Monday, Jul. 23, 1951

Soldier's Talk

The statesman of the week was a trench-coated soldier with a hand grenade taped to his shoulder harness. Almost from the moment the truce talks started in "neutral" Kaesong, General Matt Ridgway had chafed under a sense of an intolerable situation. The choice was to accept a long-drawn-out negotiation and daily humiliation, or to force a showdown.

The issue came to its sticking point on a dirt road to Kaesong, where Communist soldiers with Tommy guns halted a U.N. convoy because it included a truckload of reporters. That was but an incident. The larger fact was that the Communists were insolently creating an atmosphere of victors receiving the vanquished. In the swept-eaved building which used to be the Reai Bong Chang restaurant, the U.N.'s negotiators met under the guns of Communist guards. Unarmed, U.N. negotiators drove under a white flag where armed Communists let them drive.

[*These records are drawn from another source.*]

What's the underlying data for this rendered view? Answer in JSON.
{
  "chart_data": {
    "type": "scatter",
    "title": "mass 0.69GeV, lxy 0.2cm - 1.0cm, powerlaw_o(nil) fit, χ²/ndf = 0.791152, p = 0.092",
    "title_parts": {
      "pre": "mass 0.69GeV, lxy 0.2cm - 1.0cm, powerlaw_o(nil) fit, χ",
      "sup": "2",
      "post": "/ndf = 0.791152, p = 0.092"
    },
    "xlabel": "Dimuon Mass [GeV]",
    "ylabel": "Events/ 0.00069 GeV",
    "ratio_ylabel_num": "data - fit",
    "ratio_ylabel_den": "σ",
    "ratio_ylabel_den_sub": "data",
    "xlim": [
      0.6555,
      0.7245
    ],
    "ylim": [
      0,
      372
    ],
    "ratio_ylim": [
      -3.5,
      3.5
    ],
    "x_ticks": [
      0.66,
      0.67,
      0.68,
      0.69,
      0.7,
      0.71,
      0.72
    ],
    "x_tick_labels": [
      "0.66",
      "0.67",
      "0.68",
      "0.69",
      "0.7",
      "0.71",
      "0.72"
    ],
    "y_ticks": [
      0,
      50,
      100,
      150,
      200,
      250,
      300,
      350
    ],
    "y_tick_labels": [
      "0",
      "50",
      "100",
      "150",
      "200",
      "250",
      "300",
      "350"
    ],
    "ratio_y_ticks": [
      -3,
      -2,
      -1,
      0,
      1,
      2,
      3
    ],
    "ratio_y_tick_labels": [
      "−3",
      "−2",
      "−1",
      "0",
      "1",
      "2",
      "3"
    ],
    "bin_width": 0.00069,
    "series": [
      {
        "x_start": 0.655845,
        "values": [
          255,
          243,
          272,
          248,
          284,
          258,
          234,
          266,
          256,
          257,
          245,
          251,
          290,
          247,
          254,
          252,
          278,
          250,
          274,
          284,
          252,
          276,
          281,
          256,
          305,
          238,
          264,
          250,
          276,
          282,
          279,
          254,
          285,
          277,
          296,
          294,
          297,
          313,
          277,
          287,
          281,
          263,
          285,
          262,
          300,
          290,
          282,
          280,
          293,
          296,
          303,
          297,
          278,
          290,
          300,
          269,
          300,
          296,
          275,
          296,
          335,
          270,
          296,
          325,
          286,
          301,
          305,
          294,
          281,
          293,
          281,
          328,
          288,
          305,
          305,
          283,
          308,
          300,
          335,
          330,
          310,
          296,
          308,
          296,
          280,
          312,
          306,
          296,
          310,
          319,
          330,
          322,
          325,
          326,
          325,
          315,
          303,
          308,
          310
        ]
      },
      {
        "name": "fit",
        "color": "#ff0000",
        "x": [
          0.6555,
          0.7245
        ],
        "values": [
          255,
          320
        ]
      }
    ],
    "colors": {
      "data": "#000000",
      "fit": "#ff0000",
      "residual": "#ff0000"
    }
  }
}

On his own initiative, Ridgway ordered talks suspended, and laid down his conditions. Washington backed up his decision.

It was the kind of talk that Americans approved and understood. Apparently, Communists understood it too. After three days of bluster, the Communists backed down. When the talking began again, Kaesong was truly a neutral city. Reported the U.N. delegates of the new truce discussions: "Some progress was made."